トヨタ自動車の決算発表はゴールデンウイーク明け後の9日に予定されている。その前に系列サプライヤー14社の今期の見通しが出そろった。業績は堅調に推移することになりそうだが、将来への投資がかさむほか、さえない北米市場の動向がリスクとしてある。

 大手サプライヤー8社の2019年3月期連結業績予想は5社が増収、3社が営業増益を見込む。中国、アジアなどで需要拡大を想定するが、為替の円高や原材料価格の上昇、先行投資の増加などが利益を圧迫する。デンソーは売上高、アイシン精機は売上高や営業利益などで過去最高を更新し、会計基準の変更を加味すると豊田自動織機も売上高で過去最高となる。

 各社の想定為替レートは1ドル=105―110円、1ユーロ=130円。豊田通商を除く7社の設備投資合計は1兆1090億円(前期比20・5%増)に増大する。

 デンソーの有馬浩二社長は「将来に向けた成長投資を加速させるため、減益となる」と説明。設備投資額は4000億円(前期比15・2%増)、研究開発費は4950億円(同10・6%増)と2ケタの伸びを予想する。設備投資額は初の4000億円台到達で、研究開発費とともに過去最高となる。為替の影響を除けば損益は前期並みだ。

 豊田自動織機は北米と欧州でカーエアコン用コンプレッサーや産業車両が伸長し、収益を支える。さらに「アジアで新しいディーゼルエンジンの引きが強い」(大西朗社長)という。ディーゼルエンジンは40万3000台(前期比22・1%増)の販売を計画している。

 アイシン精機は引き続き自動変速機(AT)の販売台数が拡大し、1050万台(前期比6・9%増)と、初の1000万台突破を見込む。ATへの投資増のほか、自動運転や電動化などのニーズに対応するため、伊原保守社長は「研究開発費を(現状の売上高比率)5%から7%くらいまで増やす」と強調する。

 中堅部品メーカー6社が26日発表した2019年3月期連結業績予想は5社が増収を見込む一方、営業利益は3社増益、3社減益と明暗が分かれる。中国やアジアで事業拡大する会社が多いが、北米の落ち込みや為替の円高傾向がリスク要因として横たわる。

 為替想定は各社とも1ドル=105円、1ユーロ=130円。前期より対ドルで5円程度円高で、収益を圧迫する。

 東海理化は日本やタイなどで拡販し、売上高で過去最高を予測。ただ北米はメキシコ工場の稼働率が計画に届かず、減益が続く。

 フタバ産業は北米などの落ち込みを日本とアジアの伸びで補う。吉貴寛良社長は北米について「従業員確保のため賃金率を高めており、労務費上昇が収益に影響する」とした。

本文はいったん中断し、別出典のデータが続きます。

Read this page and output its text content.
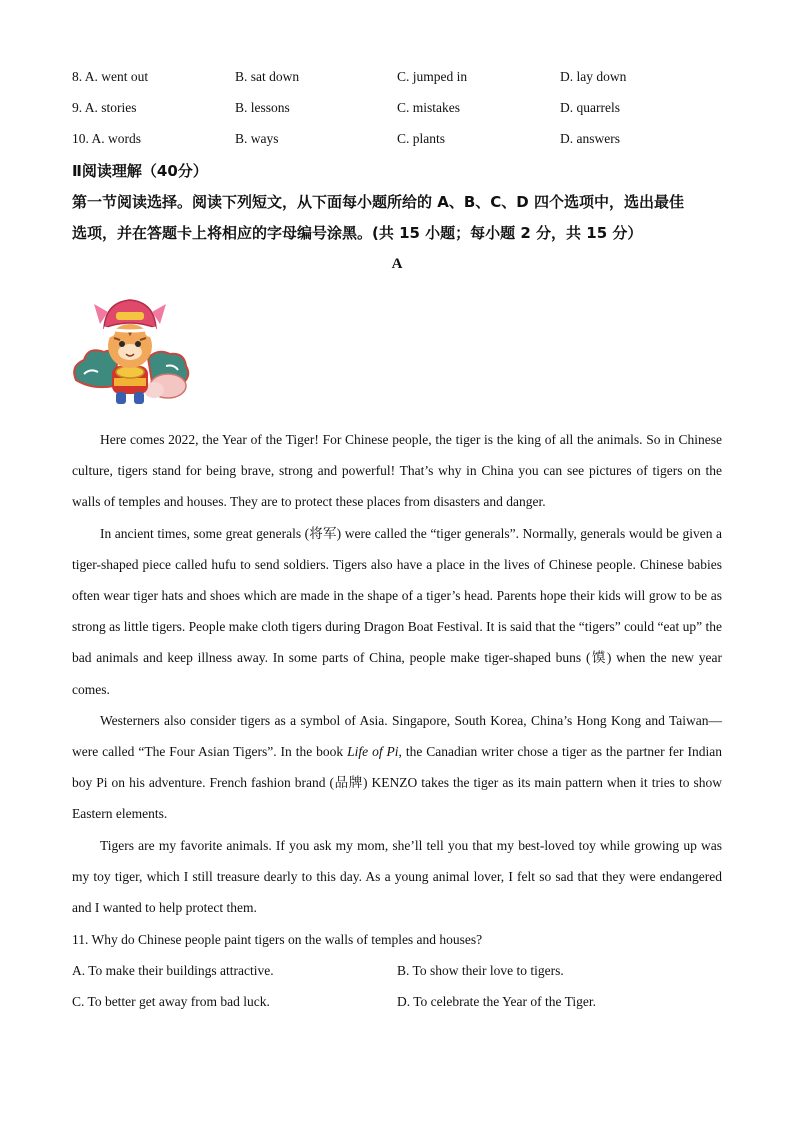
8. A. went out	B. sat down	C. jumped in	D. lay down
9. A. stories	B. lessons	C. mistakes	D. quarrels
10. A. words	B. ways	C. plants	D. answers
Ⅱ阅读理解（40分）
第一节阅读选择。阅读下列短文，从下面每小题所给的 A、B、C、D 四个选项中，选出最佳
选项，并在答题卡上将相应的字母编号涂黑。(共 15 小题；每小题 2 分，共 15 分）
A

Here comes 2022, the Year of the Tiger! For Chinese people, the tiger is the king of all the animals. So in Chinese culture, tigers stand for being brave, strong and powerful! That’s why in China you can see pictures of tigers on the walls of temples and houses. They are to protect these places from disasters and danger.

In ancient times, some great generals (将军) were called the “tiger generals”. Normally, generals would be given a tiger-shaped piece called hufu to send soldiers. Tigers also have a place in the lives of Chinese people. Chinese babies often wear tiger hats and shoes which are made in the shape of a tiger’s head. Parents hope their kids will grow to be as strong as little tigers. People make cloth tigers during Dragon Boat Festival. It is said that the “tigers” could “eat up” the bad animals and keep illness away. In some parts of China, people make tiger-shaped buns (馍) when the new year comes.

Westerners also consider tigers as a symbol of Asia. Singapore, South Korea, China’s Hong Kong and Taiwan—were called “The Four Asian Tigers”. In the book Life of Pi, the Canadian writer chose a tiger as the partner fer Indian boy Pi on his adventure. French fashion brand (品牌) KENZO takes the tiger as its main pattern when it tries to show Eastern elements.

Tigers are my favorite animals. If you ask my mom, she’ll tell you that my best-loved toy while growing up was my toy tiger, which I still treasure dearly to this day. As a young animal lover, I felt so sad that they were endangered and I wanted to help protect them.

11. Why do Chinese people paint tigers on the walls of temples and houses?
A. To make their buildings attractive.	B. To show their love to tigers.
C. To better get away from bad luck.	D. To celebrate the Year of the Tiger.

 愛三工業は売上高、営業利益とも微増を見込む。アジアなどを中心に堅調も、新製品への切り替え投資などで業績全体は横ばい。

 大豊工業は主に中国で現地の車メーカー向けに軸受などの販売を伸ばすも、原価低減要請への対応などから減益を予想。中央発條はトヨタなど顧客の年間生産計画が前期比で減ることなどから減収、営業減益を見込む。ファインシンターは米国工場の増産などで営業・経常利益が過去最高の見通しだ。
               

           
明豊
明豊 Ake Yutaka 取締役デジタルメディア事業担当
トヨタは現在も国内生産300万台を維持するが、サプライチェーンを取り巻く状況は依然として厳しい。円高こそ落ち着いたが、今度は自動運転などの「CASE」(C=コネクテッド、A=自動運転、S=シェアリング、E=電動化)と呼ばれる四つの技術革新が同時に押し寄せ、既存部品にはさらなるコスト低減圧力がかかる。サプライヤーの中には国内生産250万台体制を見据える動きも出始めている。